Examples of Technology Integration Honoring the
NAEYC Position Statement on Technology
When used appropriately, technology and media can enhance children’s cognitive and social abilities
FlipGrid is a video recording app that allows students to read a prompt, and respond via video. In addition to submitting their response to a prompt, they are encouraged and able to respond to other student contributions. This video sharing, with a cap of 90 seconds, allows for equity of voice, and allows students to hear multiple viewpoints and explanations.
In the classroom, FlipGrid has spiced up our collaborative learning. In addition to students listening to their peers in their home teams talk, they are also able to click on certain peers and listen to their responses. The ability to give verbal feedback encourages a supportive community.
One instance where FlipGrid showed its ability to honor all learners was during our unit on Plate Tectonics. The 2nd graders were using FlipGrid to record themselves explaining the process of plates moving towards each other (convergent), all while using hand gestures. Peer collaboration allowed for one friend to be filming, while another was acting. That night though, students were accessing FlipGrid from their homes, watching each other’s videos and giving praise, as well as constructive feedback. By setting the parameters in class for sharing glows and grows, students felt comfortable responding in their personal time. The authentic transfer of community from school to home allowed FlipGrid to become a safe haven for feedback and contribution.
Interactions with technology and media should be playful and support creativity, exploration, pretend play, active play, and outdoor activities.
GooseChase is a digital platform that allows teachers to create scavenger hunts and truly gamify the learning experience. This playful, community building type of learning encourages students to get up, move, and explore with their content. GooseChase can be utilized in the classroom or community.
In the community, I have used GooseChase to create scavenger hunts around the neighborhood and lead staff on a team exploration of the community we serve. Using this as a team-bonding experience on in-service day allowed for teachers to connect, collaborate, and get to know one another.
Community exploration has also included students going on a GooseChase around a museum. After studying Plants for 8 weeks, my 2nd graders went tearing through the National Botanical Gardens. Students were able to use the GooseChase platform in teams of 4, and were given multiple opportunities to respond. Students could provide constructed response answers, were I controlled the ‘correct,’ or ‘incorrect answer,’ or open-ended responses where they could type freely. Picture and video responses allowed to documentation and explanation.
Assistive technology must be available as needed to provide equitable access for children with special needs.
Technology tools can help educators make and strengthen home–school connections.
Voxer is a walkie-talkie app that allows for verbal communication back and forth. I have used this app in my first grade classroom to support learners with the CCSS of Speaking and Learning. In our classroom, we have speaking routines that students are prompted to follow during the school day, but sometimes, we need extra practice! Using Voxer with my students outside of school allowed for me to as questions, and prompt students to respond using full sentences.

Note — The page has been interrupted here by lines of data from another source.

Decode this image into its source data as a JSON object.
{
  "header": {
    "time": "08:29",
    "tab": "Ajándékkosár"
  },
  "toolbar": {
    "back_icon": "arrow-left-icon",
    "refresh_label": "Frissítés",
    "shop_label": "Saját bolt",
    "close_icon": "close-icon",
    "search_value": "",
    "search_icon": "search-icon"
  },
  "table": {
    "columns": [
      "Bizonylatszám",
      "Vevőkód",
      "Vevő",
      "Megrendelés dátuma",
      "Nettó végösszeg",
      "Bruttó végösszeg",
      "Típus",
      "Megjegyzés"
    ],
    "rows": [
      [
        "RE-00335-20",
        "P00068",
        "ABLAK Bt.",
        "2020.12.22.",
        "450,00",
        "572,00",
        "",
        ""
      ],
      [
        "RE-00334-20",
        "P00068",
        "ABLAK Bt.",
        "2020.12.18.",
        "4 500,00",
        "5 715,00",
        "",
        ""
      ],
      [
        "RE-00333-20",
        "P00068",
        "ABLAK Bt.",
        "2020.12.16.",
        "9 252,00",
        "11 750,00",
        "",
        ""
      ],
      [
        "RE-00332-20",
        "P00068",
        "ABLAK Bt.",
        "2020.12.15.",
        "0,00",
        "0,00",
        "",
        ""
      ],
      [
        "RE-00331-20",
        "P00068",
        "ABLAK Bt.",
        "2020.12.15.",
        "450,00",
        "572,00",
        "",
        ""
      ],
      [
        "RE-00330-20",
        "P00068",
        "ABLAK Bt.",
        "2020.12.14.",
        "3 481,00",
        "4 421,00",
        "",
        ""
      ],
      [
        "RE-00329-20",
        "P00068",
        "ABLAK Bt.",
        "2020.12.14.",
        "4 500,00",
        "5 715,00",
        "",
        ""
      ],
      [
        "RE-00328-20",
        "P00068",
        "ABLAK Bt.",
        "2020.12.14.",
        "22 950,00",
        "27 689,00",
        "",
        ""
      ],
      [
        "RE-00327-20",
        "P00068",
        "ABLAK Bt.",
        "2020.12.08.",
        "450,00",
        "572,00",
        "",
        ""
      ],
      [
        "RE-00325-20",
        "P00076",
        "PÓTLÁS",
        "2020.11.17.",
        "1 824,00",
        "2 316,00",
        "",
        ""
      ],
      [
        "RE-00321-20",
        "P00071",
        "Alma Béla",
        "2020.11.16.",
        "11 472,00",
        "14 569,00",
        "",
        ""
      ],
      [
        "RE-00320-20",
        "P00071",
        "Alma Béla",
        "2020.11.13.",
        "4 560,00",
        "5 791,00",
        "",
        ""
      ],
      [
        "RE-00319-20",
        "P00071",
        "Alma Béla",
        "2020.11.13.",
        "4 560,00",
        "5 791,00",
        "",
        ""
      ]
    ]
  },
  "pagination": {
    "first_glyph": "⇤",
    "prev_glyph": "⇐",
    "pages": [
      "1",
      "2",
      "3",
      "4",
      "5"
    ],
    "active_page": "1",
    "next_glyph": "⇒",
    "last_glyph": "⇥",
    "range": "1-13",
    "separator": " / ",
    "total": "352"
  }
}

Example Conversation on Voxer–
Mrs. Terlop: How was your day, Ian?
Mrs. Terlop: I am glad your day was good! Can you please say your sentence again by reusing some of my words? How was your day, Ian?
Ian: My day was great!
Digital literacy is essential to guiding early childhood educators and parents in the selection, use, integration, and evaluation of technology and interactive media.
Dragon Dictation is a speech to text app that allows scholars to speak freely, and the app types their words. This is an empowering device for students who have limited fine motor control, or need help capturing their thoughts in entirety.
Technology tools can be effective for dual language learners by providing access to a family’s home language and culture while supporting English language learning.
Reading A-Z is a free account that can be used for up to 30 downloads and prints of leveled literacy books. Teachers and parents alike can print appropriately leveled resources for students in their home languages. This website allows for students to be supported in the form of physical resources, printed at leisure, and permits cultural integration of having text in a variety of languages.
KidBlog is a free website accessible to students or classes that allows for an introduction to blogging, or responding to directed prompts. KidBlog, as an interactive platform, has security measures that ensure that teachers can approve comments and feedback before students post them. This allows teachers the opportunity to explain and reinforce parameters and guidelines when it comes to online interactions.
On this site, students have the ability to write their own blog, read others, and comment or respond to peers. Having this platform available for students reinforces typing skills, digital citizenship, and responding to peers in a non-verbal way.